Se sabe que la literatura es el mayor contribuidor de historias para el séptimo arte. Desde la prehistoria del cine existen traslaciones del lenguaje escrito a las imágenes.
Muchos grandes realizadores eligieron este sistema para dar su interpretación a textos famosos, como el caso de Kenneth Branagh cuyo autor preferido fue, nada más y nada menos, que William Shakespeare.
En este caso, el director Oliver Parker incursiona por tercera vez sobre un texto de Oscar Wilde, primero fue “Un Marido Ideal” (1999) y luego más pretencioso “La importancia de llamarse Ernesto” (2002).
Esta vez se toma con otro texto capital del gran escritor irlandés de fines del siglo XIX, “El retrato de Dorian Gray”, que en el momento de su edición, allá por el año 1890, no fue muy bien recibida por el público, pero término siendo una de las últimas obras maestras del llamado terror gótico.
De las varias interpretaciones realizadas sobre la obra, Oliver Parker no se hace cargo de ninguna y su versión termina siendo una “adaptación” demasiado libre, a punto tal que extirpa del texto uno de los hitos.
Dorian Gray, en la novela original, enamorado de su propia imagen retratada por su amigo Basil, y a partir de su deseo construido desde un hedonismo a ultranza, atravesado por el narcisismo, lo lleva a pactar con el diablo.
El permanecerá joven para siempre y el que envejecerá será el cuadro.
Bien, en el film no hay pacto alguno, no hay un deseo anterior, sino un descubrimiento del suceso, lo que transforma la psiquis del personaje, por pura magia.
Este hecho a primera vista banal, en realidad le saca la profundidad del conocimiento del alma humana expuesta por Wilde. También anula la crítica social sobre esos representantes de la sociedad victoriana de fines de siglo XIX.
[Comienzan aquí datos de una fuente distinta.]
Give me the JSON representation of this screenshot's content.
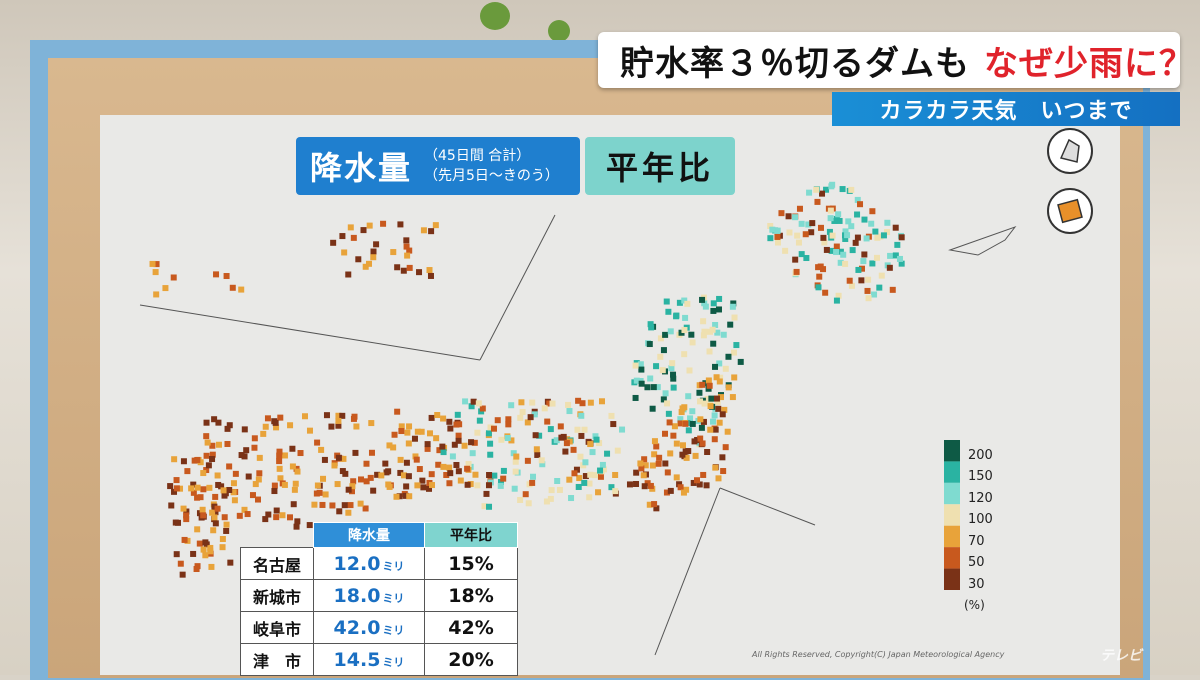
{
  "headline": {
    "main": "貯水率３％切るダムも",
    "accent": "なぜ少雨に？"
  },
  "subheadline": "カラカラ天気　いつまで",
  "map_title": {
    "main": "降水量",
    "sub_line1": "（45日間 合計）",
    "sub_line2": "（先月5日～きのう）",
    "ratio": "平年比"
  },
  "legend": {
    "labels": [
      "200",
      "150",
      "120",
      "100",
      "70",
      "50",
      "30"
    ],
    "unit": "(%)",
    "colors": [
      "#0e5a45",
      "#2ab3a2",
      "#7fdbd0",
      "#efe0b0",
      "#e8a33a",
      "#c8591e",
      "#7a3217"
    ]
  },
  "table": {
    "headers": {
      "amount": "降水量",
      "ratio": "平年比"
    },
    "rows": [
      {
        "name": "名古屋",
        "amount": "12.0",
        "unit": "ミリ",
        "ratio": "15%"
      },
      {
        "name": "新城市",
        "amount": "18.0",
        "unit": "ミリ",
        "ratio": "18%"
      },
      {
        "name": "岐阜市",
        "amount": "42.0",
        "unit": "ミリ",
        "ratio": "42%"
      },
      {
        "name": "津　市",
        "amount": "14.5",
        "unit": "ミリ",
        "ratio": "20%"
      }
    ]
  },
  "copyright": "All Rights Reserved, Copyright(C) Japan Meteorological Agency",
  "icons": [
    "map-3d-icon",
    "map-flat-icon"
  ]
}
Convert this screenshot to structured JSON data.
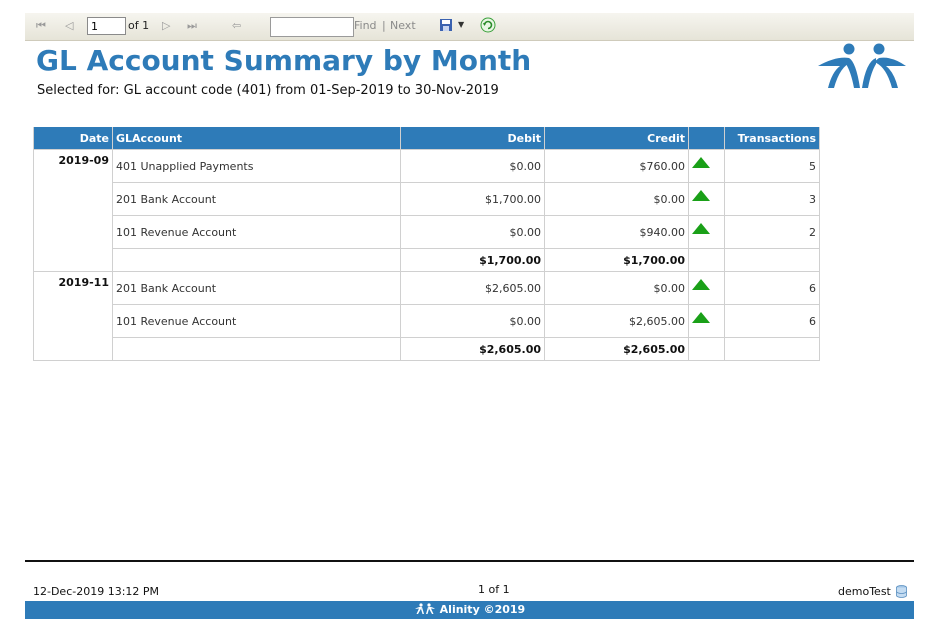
{
  "toolbar": {
    "page_value": "1",
    "of_label": "of 1",
    "find_label": "Find",
    "separator": "|",
    "next_label": "Next",
    "first_icon": "first-page-icon",
    "prev_icon": "previous-page-icon",
    "next_page_icon": "next-page-icon",
    "last_icon": "last-page-icon",
    "back_icon": "back-icon",
    "save_icon": "save-icon",
    "refresh_icon": "refresh-icon"
  },
  "report": {
    "title": "GL Account Summary by Month",
    "subtitle": "Selected for: GL account code (401) from 01-Sep-2019 to 30-Nov-2019"
  },
  "table": {
    "headers": {
      "date": "Date",
      "account": "GLAccount",
      "debit": "Debit",
      "credit": "Credit",
      "transactions": "Transactions"
    },
    "groups": [
      {
        "date": "2019-09",
        "rows": [
          {
            "account": "401 Unapplied Payments",
            "debit": "$0.00",
            "credit": "$760.00",
            "transactions": "5"
          },
          {
            "account": "201 Bank Account",
            "debit": "$1,700.00",
            "credit": "$0.00",
            "transactions": "3"
          },
          {
            "account": "101 Revenue Account",
            "debit": "$0.00",
            "credit": "$940.00",
            "transactions": "2"
          }
        ],
        "total_debit": "$1,700.00",
        "total_credit": "$1,700.00"
      },
      {
        "date": "2019-11",
        "rows": [
          {
            "account": "201 Bank Account",
            "debit": "$2,605.00",
            "credit": "$0.00",
            "transactions": "6"
          },
          {
            "account": "101 Revenue Account",
            "debit": "$0.00",
            "credit": "$2,605.00",
            "transactions": "6"
          }
        ],
        "total_debit": "$2,605.00",
        "total_credit": "$2,605.00"
      }
    ],
    "drill_icon": "drill-up-triangle-icon"
  },
  "footer": {
    "datetime": "12-Dec-2019 13:12 PM",
    "page": "1 of 1",
    "user": "demoTest",
    "brand": "Alinity ©2019",
    "db_icon": "database-icon"
  },
  "colors": {
    "accent": "#2e7bb8",
    "triangle": "#1aa018"
  }
}
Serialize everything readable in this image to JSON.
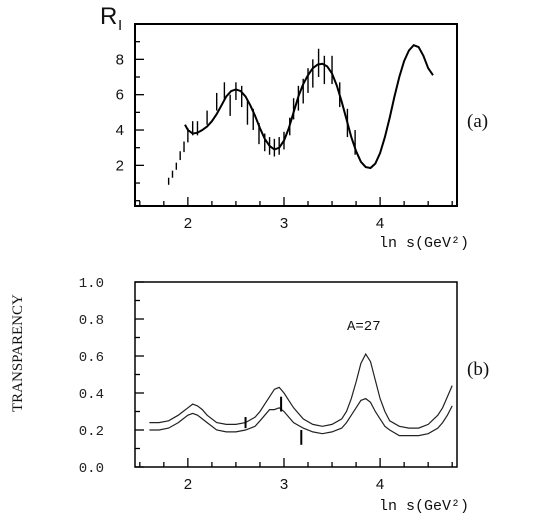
{
  "chart_data": [
    {
      "panel": "(a)",
      "type": "line",
      "ylabel": "R",
      "ylabel_subscript": "I",
      "xlabel": "ln s(GeV²)",
      "xlim": [
        1.45,
        4.8
      ],
      "ylim": [
        -0.3,
        10
      ],
      "x_ticks": [
        2,
        3,
        4
      ],
      "x_tick_labels": [
        "2",
        "3",
        "4"
      ],
      "y_ticks": [
        2,
        4,
        6,
        8
      ],
      "y_tick_labels": [
        "2",
        "4",
        "6",
        "8"
      ],
      "grid": false,
      "series": [
        {
          "kind": "curve",
          "x": [
            1.97,
            2.0,
            2.05,
            2.1,
            2.15,
            2.2,
            2.25,
            2.3,
            2.35,
            2.4,
            2.45,
            2.5,
            2.55,
            2.6,
            2.65,
            2.7,
            2.75,
            2.8,
            2.85,
            2.9,
            2.95,
            3.0,
            3.05,
            3.1,
            3.15,
            3.2,
            3.25,
            3.3,
            3.35,
            3.4,
            3.45,
            3.5,
            3.55,
            3.6,
            3.65,
            3.7,
            3.75,
            3.8,
            3.85,
            3.9,
            3.95,
            4.0,
            4.05,
            4.1,
            4.15,
            4.2,
            4.25,
            4.3,
            4.35,
            4.4,
            4.45,
            4.5,
            4.55
          ],
          "y": [
            4.3,
            4.0,
            3.8,
            3.85,
            4.0,
            4.2,
            4.5,
            4.9,
            5.4,
            5.9,
            6.2,
            6.3,
            6.2,
            5.9,
            5.4,
            4.8,
            4.1,
            3.5,
            3.1,
            2.9,
            3.0,
            3.4,
            4.1,
            5.0,
            5.9,
            6.6,
            7.1,
            7.5,
            7.7,
            7.75,
            7.6,
            7.2,
            6.5,
            5.6,
            4.6,
            3.6,
            2.8,
            2.2,
            1.9,
            1.85,
            2.1,
            2.7,
            3.6,
            4.7,
            5.9,
            7.0,
            7.9,
            8.5,
            8.8,
            8.7,
            8.2,
            7.5,
            7.1
          ]
        },
        {
          "kind": "error_bars",
          "points": [
            {
              "x": 1.8,
              "y": 1.1,
              "err": 0.2
            },
            {
              "x": 1.84,
              "y": 1.5,
              "err": 0.2
            },
            {
              "x": 1.88,
              "y": 1.95,
              "err": 0.2
            },
            {
              "x": 1.92,
              "y": 2.55,
              "err": 0.25
            },
            {
              "x": 1.96,
              "y": 3.05,
              "err": 0.3
            },
            {
              "x": 2.0,
              "y": 3.7,
              "err": 0.4
            },
            {
              "x": 2.05,
              "y": 4.1,
              "err": 0.4
            },
            {
              "x": 2.1,
              "y": 4.1,
              "err": 0.4
            },
            {
              "x": 2.2,
              "y": 4.7,
              "err": 0.4
            },
            {
              "x": 2.3,
              "y": 5.6,
              "err": 0.5
            },
            {
              "x": 2.38,
              "y": 6.2,
              "err": 0.5
            },
            {
              "x": 2.44,
              "y": 5.4,
              "err": 0.6
            },
            {
              "x": 2.5,
              "y": 6.2,
              "err": 0.5
            },
            {
              "x": 2.56,
              "y": 5.9,
              "err": 0.6
            },
            {
              "x": 2.62,
              "y": 5.0,
              "err": 0.7
            },
            {
              "x": 2.68,
              "y": 4.6,
              "err": 0.6
            },
            {
              "x": 2.74,
              "y": 3.8,
              "err": 0.6
            },
            {
              "x": 2.8,
              "y": 3.3,
              "err": 0.5
            },
            {
              "x": 2.85,
              "y": 3.1,
              "err": 0.5
            },
            {
              "x": 2.9,
              "y": 3.0,
              "err": 0.5
            },
            {
              "x": 2.95,
              "y": 3.1,
              "err": 0.5
            },
            {
              "x": 3.0,
              "y": 3.4,
              "err": 0.5
            },
            {
              "x": 3.06,
              "y": 4.2,
              "err": 0.5
            },
            {
              "x": 3.1,
              "y": 5.2,
              "err": 0.6
            },
            {
              "x": 3.15,
              "y": 5.8,
              "err": 0.7
            },
            {
              "x": 3.2,
              "y": 6.2,
              "err": 0.7
            },
            {
              "x": 3.25,
              "y": 6.8,
              "err": 0.7
            },
            {
              "x": 3.3,
              "y": 7.2,
              "err": 0.8
            },
            {
              "x": 3.36,
              "y": 7.8,
              "err": 0.8
            },
            {
              "x": 3.42,
              "y": 7.4,
              "err": 0.8
            },
            {
              "x": 3.5,
              "y": 7.4,
              "err": 0.8
            },
            {
              "x": 3.58,
              "y": 6.0,
              "err": 0.7
            },
            {
              "x": 3.66,
              "y": 4.4,
              "err": 0.8
            },
            {
              "x": 3.74,
              "y": 3.3,
              "err": 0.7
            }
          ]
        }
      ]
    },
    {
      "panel": "(b)",
      "type": "line",
      "ylabel": "TRANSPARENCY",
      "xlabel": "ln s(GeV²)",
      "annotation": "A=27",
      "xlim": [
        1.45,
        4.8
      ],
      "ylim": [
        0.0,
        1.0
      ],
      "x_ticks": [
        2,
        3,
        4
      ],
      "x_tick_labels": [
        "2",
        "3",
        "4"
      ],
      "y_ticks": [
        0.0,
        0.2,
        0.4,
        0.6,
        0.8,
        1.0
      ],
      "y_tick_labels": [
        "0.0",
        "0.2",
        "0.4",
        "0.6",
        "0.8",
        "1.0"
      ],
      "grid": false,
      "series": [
        {
          "kind": "curve",
          "x": [
            1.6,
            1.7,
            1.8,
            1.9,
            1.95,
            2.0,
            2.05,
            2.1,
            2.15,
            2.2,
            2.3,
            2.4,
            2.5,
            2.6,
            2.7,
            2.75,
            2.8,
            2.85,
            2.9,
            2.95,
            3.0,
            3.05,
            3.1,
            3.2,
            3.3,
            3.4,
            3.5,
            3.6,
            3.65,
            3.7,
            3.75,
            3.8,
            3.85,
            3.9,
            3.95,
            4.0,
            4.05,
            4.1,
            4.2,
            4.3,
            4.4,
            4.5,
            4.6,
            4.65,
            4.7,
            4.75
          ],
          "y": [
            0.24,
            0.24,
            0.25,
            0.28,
            0.3,
            0.32,
            0.34,
            0.33,
            0.31,
            0.28,
            0.24,
            0.23,
            0.23,
            0.24,
            0.27,
            0.3,
            0.34,
            0.38,
            0.42,
            0.43,
            0.4,
            0.36,
            0.32,
            0.26,
            0.23,
            0.22,
            0.23,
            0.26,
            0.3,
            0.37,
            0.46,
            0.56,
            0.61,
            0.57,
            0.47,
            0.37,
            0.3,
            0.25,
            0.22,
            0.21,
            0.21,
            0.23,
            0.28,
            0.32,
            0.38,
            0.44
          ]
        },
        {
          "kind": "curve",
          "x": [
            1.6,
            1.7,
            1.8,
            1.9,
            1.95,
            2.0,
            2.05,
            2.1,
            2.15,
            2.2,
            2.3,
            2.4,
            2.5,
            2.6,
            2.7,
            2.75,
            2.8,
            2.85,
            2.9,
            2.95,
            3.0,
            3.05,
            3.1,
            3.2,
            3.3,
            3.4,
            3.5,
            3.6,
            3.65,
            3.7,
            3.75,
            3.8,
            3.85,
            3.9,
            3.95,
            4.0,
            4.05,
            4.1,
            4.2,
            4.3,
            4.4,
            4.5,
            4.6,
            4.65,
            4.7,
            4.75
          ],
          "y": [
            0.2,
            0.2,
            0.21,
            0.24,
            0.26,
            0.28,
            0.29,
            0.28,
            0.26,
            0.24,
            0.2,
            0.19,
            0.19,
            0.2,
            0.22,
            0.25,
            0.28,
            0.31,
            0.31,
            0.32,
            0.3,
            0.27,
            0.24,
            0.21,
            0.19,
            0.18,
            0.19,
            0.21,
            0.24,
            0.28,
            0.32,
            0.36,
            0.37,
            0.35,
            0.3,
            0.26,
            0.22,
            0.2,
            0.17,
            0.17,
            0.17,
            0.18,
            0.21,
            0.24,
            0.28,
            0.33
          ]
        },
        {
          "kind": "error_bars",
          "points": [
            {
              "x": 2.6,
              "y": 0.24,
              "err": 0.03
            },
            {
              "x": 2.97,
              "y": 0.34,
              "err": 0.04
            },
            {
              "x": 3.18,
              "y": 0.16,
              "err": 0.04
            }
          ]
        }
      ]
    }
  ]
}
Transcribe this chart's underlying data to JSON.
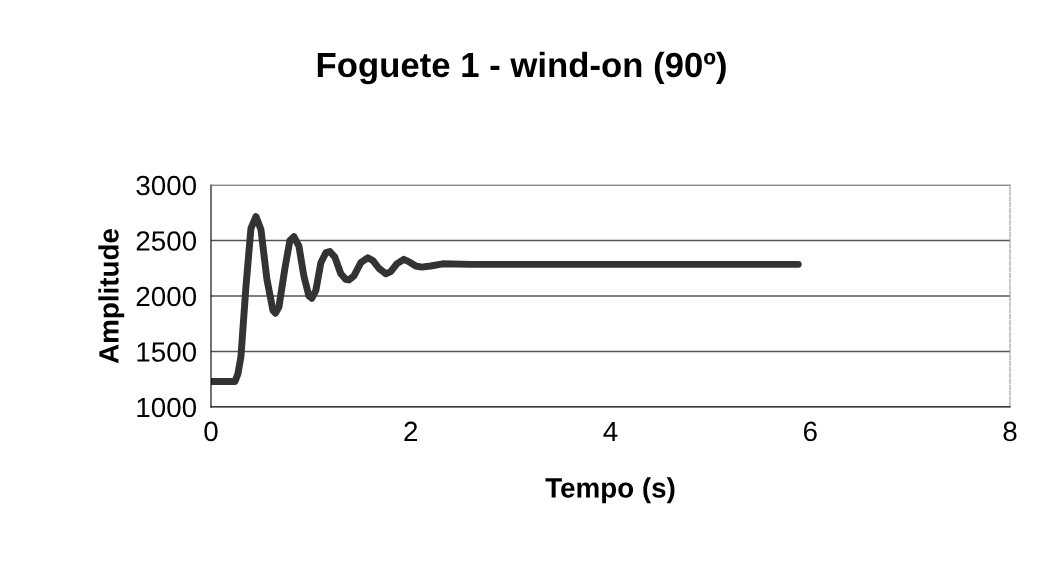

La producción es una fiel representante de la era que estamos viviendo, todo cruzado por la imagen, y es esto lo que termina teniendo preponderancia en el texto fílmico, la estética del filme. Su detallada forma de mostrar esa sociedad, pero desde el vestuario, los ambientes, el color y todo girando alrededor de la posibilidad de trabajar digitalizando los efectos especiales, haciendo hueco el resto.
Todo esto también afecta a la estructura narrativa, la narración se alarga en demasía, es correcta en cuanto a términos formales, pero por el sólo hecho de regodearse con la imagen y pierde peso el discurso, o mejor dicho desaparece.
Superficial como el personaje, tal es la performance del actor Ben Barnes que lo protagoniza, nimio y falto de mascaras, en contraposición a este aparece el gran actor ingles Colin Firth, que le da carnadura real a su personaje (Lord Henry Wotton), al igual, pero en menor medida, por el tiempo en pantalla, sucede con el pintor interpretado por Ben Chaplin, (Basil Halward), y con Rebecca Hall (Emily Wotton). Poco, demasiado poco para un texto tan importante.